N&O rightfully skewers Senate GOP leader

One of the chief distinguishing characteristics of the curent legislative leadership is the hyper-cynical, “ends-justify-the-means” brand of politics it practices. Whether it’s Speaker Thom Tillis’ public admission of his “divide and conquer” strategy or last month’s “midnight madness” session, the current legislative leadership will do and say pretty much whatever it takes to get its way.

Rep. Ray Rapp of Buncombe County reported at a forum in Asheville last night that he had counted 35 instances this past year in which the House Republican leadership had “called the question” (i.e. shut off debate) on the House floor. This is compared, he said, to seven times that Democrats in the House had taken such a step in the previous four years.

Given this backdrop, it’s no surprise that conservative leaders (and the assistants acting in their names) would feel free to turn their Twitter accounts into fonts of false propaganda. Who would bother to call them on it – right?

Fortunately, while most of the misleading tweets do go unchallenged, Raleigh’s News & Observer provided an important public service this morning by challenging one particularly noxious and dishonest tweet from the office of State Senate president Pro Tem, Phil Berger on the subject of the Racial Justice Act.

Click here to read this excellent editorial.


  1. david esmay

    February 9, 2012 at 4:13 pm

    Tillis and Berger are not going to let ethics and principles get in the way of their agenda.

  2. frances

    February 10, 2012 at 3:01 pm

    Now why in this world would a leader in North Carolina want someone put to death for rape, murder etc. Further still, why would a leader in NC object to somone being released from prison who had brutally raped a young woman, killed her child and commited other horrible crimes. I know his IQ was low he must not have understood when he was repeatedly raping her. I think it must make the victims less dead and the families have to live with less hurt and pain if their IQ was low. I am sure there is something Berger is not seeing.

  3. J.M. Wing

    February 11, 2012 at 1:17 pm

    It is a sign of the shameful, almost pathological, mindset of the right that, as the message above states about our legislature, “…[they] will pretty much do and say pretty much whatever it takes to get its way,” which obviously includes “…[turning] their Twitter accounts into fonts of false propaganda.” And it is disheartening that there are those who adapt the same lies, the same utterly fallacious and sick logic, in support, as can be seen here.

    If one READS the editorial, or, even a Wikipedia definition of the Racial Justice Act, then s/he would realize that a person sentenced to death must first make and win a case that they were convicted and sentenced to death based on race. IF they make that case, which our state prosecutors can fight, THEN they are “rewarded” with a life sentence that offers NO POSSIBILITY of parole. There is significant case law that ensures any convict that has his/her death sentence converted to life without parole will remain in prison until they die.

    The inmate mentioned in the N&O editorial was not judged to have a low IQ (like some who post comments on web sites); he was diagnosed by a medical professional to be mentally retarded.
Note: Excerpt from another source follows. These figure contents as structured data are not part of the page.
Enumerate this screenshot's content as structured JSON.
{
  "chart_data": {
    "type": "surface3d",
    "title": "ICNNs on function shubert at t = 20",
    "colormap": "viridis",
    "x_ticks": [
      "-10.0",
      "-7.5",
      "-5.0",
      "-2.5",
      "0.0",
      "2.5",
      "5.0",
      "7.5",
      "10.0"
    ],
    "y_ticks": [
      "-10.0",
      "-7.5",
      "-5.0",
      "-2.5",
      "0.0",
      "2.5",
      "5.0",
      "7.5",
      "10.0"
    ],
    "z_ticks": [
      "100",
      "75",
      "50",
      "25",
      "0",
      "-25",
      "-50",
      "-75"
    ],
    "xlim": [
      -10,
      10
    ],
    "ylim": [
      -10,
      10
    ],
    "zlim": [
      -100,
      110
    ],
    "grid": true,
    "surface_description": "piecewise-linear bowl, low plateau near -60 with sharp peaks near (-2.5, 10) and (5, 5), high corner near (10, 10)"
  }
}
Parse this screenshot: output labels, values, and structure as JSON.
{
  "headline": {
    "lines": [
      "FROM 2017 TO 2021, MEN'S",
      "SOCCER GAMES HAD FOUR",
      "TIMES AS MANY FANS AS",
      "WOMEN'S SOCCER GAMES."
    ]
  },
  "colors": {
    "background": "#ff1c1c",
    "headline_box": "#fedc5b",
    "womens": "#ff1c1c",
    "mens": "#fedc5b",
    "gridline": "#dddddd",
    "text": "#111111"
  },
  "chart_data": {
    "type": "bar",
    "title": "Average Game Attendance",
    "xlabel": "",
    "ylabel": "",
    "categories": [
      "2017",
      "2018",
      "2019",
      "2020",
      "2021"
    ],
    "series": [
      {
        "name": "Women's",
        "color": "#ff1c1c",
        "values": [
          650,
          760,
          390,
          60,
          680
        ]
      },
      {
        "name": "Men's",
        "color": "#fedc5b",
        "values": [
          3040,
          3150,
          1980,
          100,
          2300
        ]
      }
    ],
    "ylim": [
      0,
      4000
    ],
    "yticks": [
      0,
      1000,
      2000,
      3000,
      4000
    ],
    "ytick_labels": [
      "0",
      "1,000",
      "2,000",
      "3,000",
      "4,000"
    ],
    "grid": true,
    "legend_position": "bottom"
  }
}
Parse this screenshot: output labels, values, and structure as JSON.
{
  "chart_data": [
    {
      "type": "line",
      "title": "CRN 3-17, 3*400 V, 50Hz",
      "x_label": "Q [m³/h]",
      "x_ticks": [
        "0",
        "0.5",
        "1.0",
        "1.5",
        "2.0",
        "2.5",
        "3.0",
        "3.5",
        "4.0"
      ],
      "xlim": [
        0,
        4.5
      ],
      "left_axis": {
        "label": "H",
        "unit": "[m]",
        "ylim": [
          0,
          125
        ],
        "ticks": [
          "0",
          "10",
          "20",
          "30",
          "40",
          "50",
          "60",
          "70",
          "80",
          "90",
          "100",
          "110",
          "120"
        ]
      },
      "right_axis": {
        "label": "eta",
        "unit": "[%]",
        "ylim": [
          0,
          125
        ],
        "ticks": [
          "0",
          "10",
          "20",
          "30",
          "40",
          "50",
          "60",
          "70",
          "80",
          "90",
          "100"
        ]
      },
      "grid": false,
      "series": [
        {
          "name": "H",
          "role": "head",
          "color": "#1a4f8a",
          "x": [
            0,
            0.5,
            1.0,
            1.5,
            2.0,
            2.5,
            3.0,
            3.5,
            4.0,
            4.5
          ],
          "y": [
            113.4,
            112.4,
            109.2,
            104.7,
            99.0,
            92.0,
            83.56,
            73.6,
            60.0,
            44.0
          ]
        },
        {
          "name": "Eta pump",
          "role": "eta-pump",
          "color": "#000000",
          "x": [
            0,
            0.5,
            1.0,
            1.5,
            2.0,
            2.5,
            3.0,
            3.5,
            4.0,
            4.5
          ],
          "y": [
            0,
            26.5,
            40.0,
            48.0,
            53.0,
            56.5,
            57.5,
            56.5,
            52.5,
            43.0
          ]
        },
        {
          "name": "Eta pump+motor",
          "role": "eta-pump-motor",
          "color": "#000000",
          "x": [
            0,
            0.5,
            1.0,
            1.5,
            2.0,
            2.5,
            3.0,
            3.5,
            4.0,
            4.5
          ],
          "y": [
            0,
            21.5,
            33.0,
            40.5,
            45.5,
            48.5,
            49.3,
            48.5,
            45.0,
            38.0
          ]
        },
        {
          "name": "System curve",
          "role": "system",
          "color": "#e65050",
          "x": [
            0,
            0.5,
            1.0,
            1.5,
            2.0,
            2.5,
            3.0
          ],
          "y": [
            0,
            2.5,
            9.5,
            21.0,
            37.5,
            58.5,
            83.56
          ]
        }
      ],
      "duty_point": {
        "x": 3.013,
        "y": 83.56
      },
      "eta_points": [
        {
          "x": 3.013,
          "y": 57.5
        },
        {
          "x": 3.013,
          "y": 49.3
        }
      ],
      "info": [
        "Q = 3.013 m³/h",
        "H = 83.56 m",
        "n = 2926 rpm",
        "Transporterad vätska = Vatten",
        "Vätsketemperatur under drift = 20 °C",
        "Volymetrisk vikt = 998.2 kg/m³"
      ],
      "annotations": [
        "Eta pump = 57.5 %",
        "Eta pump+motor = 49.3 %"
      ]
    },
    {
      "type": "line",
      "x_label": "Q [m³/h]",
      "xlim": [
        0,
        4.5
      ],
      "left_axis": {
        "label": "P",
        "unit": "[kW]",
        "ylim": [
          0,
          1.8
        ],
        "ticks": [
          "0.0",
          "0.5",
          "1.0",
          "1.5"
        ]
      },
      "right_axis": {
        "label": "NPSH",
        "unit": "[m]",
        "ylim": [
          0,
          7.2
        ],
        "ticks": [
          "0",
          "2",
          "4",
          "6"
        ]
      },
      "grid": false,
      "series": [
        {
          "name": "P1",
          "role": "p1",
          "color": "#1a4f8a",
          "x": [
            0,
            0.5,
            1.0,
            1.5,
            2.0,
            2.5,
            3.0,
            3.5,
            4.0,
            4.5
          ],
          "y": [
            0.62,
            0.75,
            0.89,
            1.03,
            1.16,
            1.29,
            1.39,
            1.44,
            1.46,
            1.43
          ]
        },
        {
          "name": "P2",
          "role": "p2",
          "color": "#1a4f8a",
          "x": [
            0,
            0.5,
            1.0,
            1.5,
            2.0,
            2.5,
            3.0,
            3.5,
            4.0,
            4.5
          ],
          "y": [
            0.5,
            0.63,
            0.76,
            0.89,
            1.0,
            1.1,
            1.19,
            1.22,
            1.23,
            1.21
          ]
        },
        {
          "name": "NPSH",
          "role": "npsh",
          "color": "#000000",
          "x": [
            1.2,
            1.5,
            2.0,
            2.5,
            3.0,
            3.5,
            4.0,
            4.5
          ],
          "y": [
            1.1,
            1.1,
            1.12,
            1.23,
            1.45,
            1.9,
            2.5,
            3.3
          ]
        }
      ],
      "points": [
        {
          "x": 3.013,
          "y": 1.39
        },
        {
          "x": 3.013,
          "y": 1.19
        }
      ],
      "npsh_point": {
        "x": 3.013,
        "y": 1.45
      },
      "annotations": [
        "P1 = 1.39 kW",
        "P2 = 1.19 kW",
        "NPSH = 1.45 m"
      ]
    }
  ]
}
Mental retardation is a condition that has symptoms, and is therefore diagnosed by medical professionals. It is not a syndrome, like Attention Deficit Disorder.

    The N&O editorial rightly points out that Phil Berger, in reaction to news that a prisoner had is sentence changed to life without parole, DID disseminate a patent lie by association (and probably other lies) about the Racial Justice Act. It was recorded on his Twitter account.

    It is pathological that any person, politician or not, would blatantly lie to get their own way, including lying in order to persuade others that their actions (in this case, repeal of the RJA) are justified. The same goes for anyone who would rabidly, and cruelly, support that lie. It is also a symptom of a psychological sickness.

    Rather than just offering a political opinion about an issue, Rob Schofield and the editorial in the N&O performed nothing less than a public service.

  4. Frances Jenkins

    February 11, 2012 at 2:48 pm

    It is not shameful or pathological if you were the grandmother or mother of the victims. If a conviction was before 1994, there is no 100% about the release of the prisoner that has been given life. I could care less what you think. But to have no compassion for the victim, for the child or family, you may sit on burnt stump in the hotest place I know .You are too big of a coward to hear the stories of the victims. That piece of information is what you do not want out in the public. Name calling does not give more insight, certainly no compassion as evidenced by your post . Here we go again, the golden egg educated trying to impress the poor and uneducated with their deep philosophy and brillant thoughts. The innocent suffer and the guilty go free. Just my plain and simple thoughts.Be a big boy, present your side, stop the name calling and bullying. You will be better for it.